Now there are two kinds of malaise people can get away with. The first is a kind of personal affliction where one's despair is visibly marked by weight loss and pallor. Since the only eating disorder I've ever experienced is the inability to stop doing it, and my pink skin gives me all the complexity and mystique of a yellow Labrador, this is not really an option. The second kind of malaise happens when somebody just plain has a deeper sensitivity to world events. My psychotherapist, once a Nurse Ratchett/Judy Dench hybrid who has now morphed into the hate child of Albert Brooks and Leslie Stahl, caught me here in my attempt to cop this. Because I said that I was quite sad and I was sure it was one of those existential angsty things and she said "No its not. You're not any more deeply affected by terrorism or the Iraqi war than anyone else. If you were working in a soup kitchen in Chicago, if you were a social worker in Philadelphia, then it's possible you would be exhibiting a three dimensional feeling. But you're not, so you can't.
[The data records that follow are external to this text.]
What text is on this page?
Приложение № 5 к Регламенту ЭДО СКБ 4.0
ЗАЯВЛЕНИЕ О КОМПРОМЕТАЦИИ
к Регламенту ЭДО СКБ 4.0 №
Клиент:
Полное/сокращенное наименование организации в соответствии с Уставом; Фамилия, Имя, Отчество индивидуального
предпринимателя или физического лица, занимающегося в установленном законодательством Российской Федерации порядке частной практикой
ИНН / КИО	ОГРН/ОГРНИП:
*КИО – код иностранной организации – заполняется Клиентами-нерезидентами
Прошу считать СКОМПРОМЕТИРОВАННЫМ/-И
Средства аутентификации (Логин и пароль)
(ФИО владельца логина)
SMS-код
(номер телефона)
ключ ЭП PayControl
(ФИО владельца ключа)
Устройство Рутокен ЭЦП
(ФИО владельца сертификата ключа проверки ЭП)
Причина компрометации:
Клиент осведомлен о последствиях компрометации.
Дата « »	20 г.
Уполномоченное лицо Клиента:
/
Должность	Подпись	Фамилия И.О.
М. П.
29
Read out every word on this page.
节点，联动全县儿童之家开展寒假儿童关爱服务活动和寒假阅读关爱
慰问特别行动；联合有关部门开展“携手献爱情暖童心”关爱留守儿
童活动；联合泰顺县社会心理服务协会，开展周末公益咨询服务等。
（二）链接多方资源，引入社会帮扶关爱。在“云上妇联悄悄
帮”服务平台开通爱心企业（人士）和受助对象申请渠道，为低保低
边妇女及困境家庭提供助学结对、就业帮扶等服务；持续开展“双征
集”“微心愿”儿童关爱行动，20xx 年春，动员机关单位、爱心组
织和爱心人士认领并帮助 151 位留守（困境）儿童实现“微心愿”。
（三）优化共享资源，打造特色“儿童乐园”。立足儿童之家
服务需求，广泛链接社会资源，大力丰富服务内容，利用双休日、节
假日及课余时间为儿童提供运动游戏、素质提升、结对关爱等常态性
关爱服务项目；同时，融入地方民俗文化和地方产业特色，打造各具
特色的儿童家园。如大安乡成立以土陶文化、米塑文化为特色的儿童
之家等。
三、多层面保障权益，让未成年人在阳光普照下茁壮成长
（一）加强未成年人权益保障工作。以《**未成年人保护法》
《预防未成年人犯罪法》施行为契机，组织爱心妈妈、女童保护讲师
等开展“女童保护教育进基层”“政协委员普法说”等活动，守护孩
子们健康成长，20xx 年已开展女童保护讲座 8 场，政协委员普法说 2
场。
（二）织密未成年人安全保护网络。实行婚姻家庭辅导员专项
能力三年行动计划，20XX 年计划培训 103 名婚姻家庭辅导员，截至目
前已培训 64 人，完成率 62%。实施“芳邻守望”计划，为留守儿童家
Nor is this some kind of post traumatic response to 9/11 you've drummed up. You're just worried about rent and the fact that someone you once met got a guest spot on Charmed." And of course she was absolutely right.

So I'm thinking wouldn't it be fun if I had something like an income or a soul and I'm watching my dog, a small feral Jack Russell terrier whom I'm always with in Runyon Canyon …where nice people always say which one is yours and I must invariably respond that he's the one busily fellating theirs. Yet here's an animal with a brain the size of a Smokehouse Almond whose life is completely turned around by a single tennis ball. And I realize maybe I just need my own kind of tennis ball. Which is when I began to tutor. When I started tutoring I was not so naïve as to think that I'd be doing any kind of Dead Poets song and dance, but I was under the erroneous impression that my work would be wildly valuable and groundbreaking, what with melding these young Beverly Hills minds. I learned that when your dealing with privately schooled 17 year olds, boys are easier to tutor than girls, because they have a better capacity to focus. And since I really can't focus when there are shiny things in a room or in these situations, genuine Vermeers and Warhols, it's easier to work with boys.